6th Anniversary of September 11th

This week saw the 6th Anniversary of the terrorist attacks of September 11th, 2001. It was interesting to me, how little attention it got. Sure, MSNBC ran the NBC coverage of the events, but who watches MSNBC in the morning? Since then the talk of the anniversary quickly faded into accusations. There are always the accusations that America blew up their own building or knew that it was coming. Merinews (which I found via the Huffington Post) even trotted out the expert opinion of the Housing Director in France to bolster their claims of Bush’s prior knowledge. Keith Olbermann, taking his lead from the Huffington Post, began making accusations that the Iraq report was timed to be so close to the 6th anniversary. I find that ironic sense the anniversary passed with only scant notice. OJ Simpson’s alleged armed robbery is getting more press than the 9/11 anniversary.

Six years ago, I was driving to work when I heard the news. It was my second day of work at a new job, so while everyone else in the mail center went to watch the coverage live, I folded 1200 child letters. I did not see any pictures of the Trade Center until almost 5 that evening. I lived in Colorado Springs at the time, and I remember a lot people running around talking about the terrorists attacking NORAD, and then people running around saying the President was coming to NORAD. Neither of which happened by the way. There was a lot of talk about September 11th being the day that changed a nation. Six years later no building have been built and the American government bickers more than it did. That is not a very good change.

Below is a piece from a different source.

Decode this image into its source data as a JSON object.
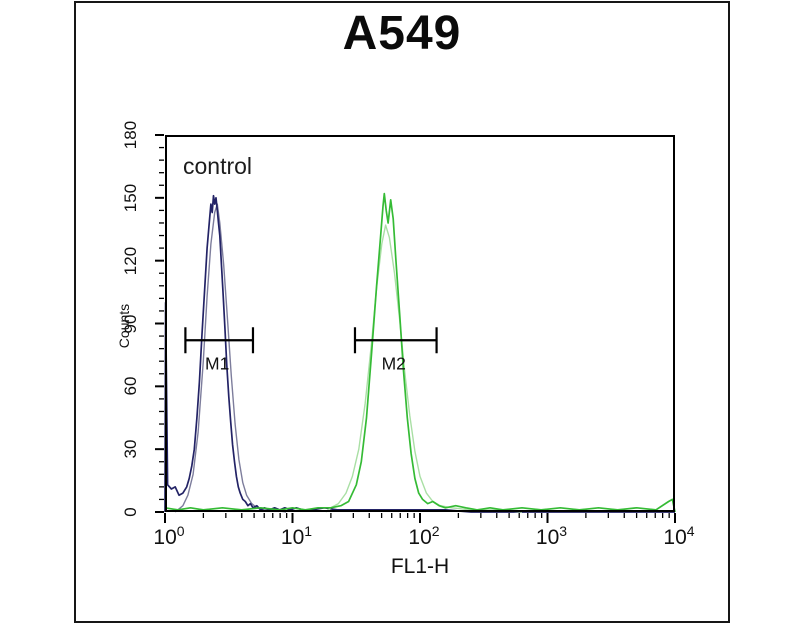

The question everyone has been asking this week is ‘Is America safer now’? Sadly, most people asked it because of the report of an army general and the presence of TV cameras rather than because one ought to reflect on such things on important anniversaries. My answer would be no we are not. For two reasons. One is that I still think communism and especially China is a bigger threat than any terrorist group could ever be. Two is that I am not convinced that we understand our enemy yet. I don’t think we understand our enemy because we go out of our way to detach a person’s actions from his religion. American politicians love to talk about how they believe life begins at conception, but they promise not to act on that belief. One of a million examples. The Liberal press goes out of its way to detach terrorist activities from their Islamic religion. Even the republicans like to call it Islamic-Fascism, as if the problem with the terrorists was Fascism some how. I am not saying there are no peaceful Muslims. I know Muslims like Mohammed Ali exist. My point is that Bin Laden is a terrorist because of his religion, or at least his take on it. Either way it is a religious belief. And we can safely conclude he is not alone in that belief. Is our government equipped to fight a religious belief, and is the military the best way to fight a religious belief as the Neo-Cons claim? Is allowing Afghanistan and Iraq to write Islamic based constitutions that Bin Laden would probably approve of the best way to defeat terrorism? The debate today seems to center on whether or not we should pursue a military or a political solution. To me the solution is primarily spiritual, but that is the one solution our government is not equipped to deal out. The Afghan Constitution which we support has made that solution illegal and highly dangerous. To me this is not understanding the enemy.

I suppose the point to my wandering rant, is about lessons. What lesson did we learn from 9/11? The answer is none. What lesson should we have learned? That man is more than a physical being, and thus, he needs more than a physical solution. I hope we learn it soon.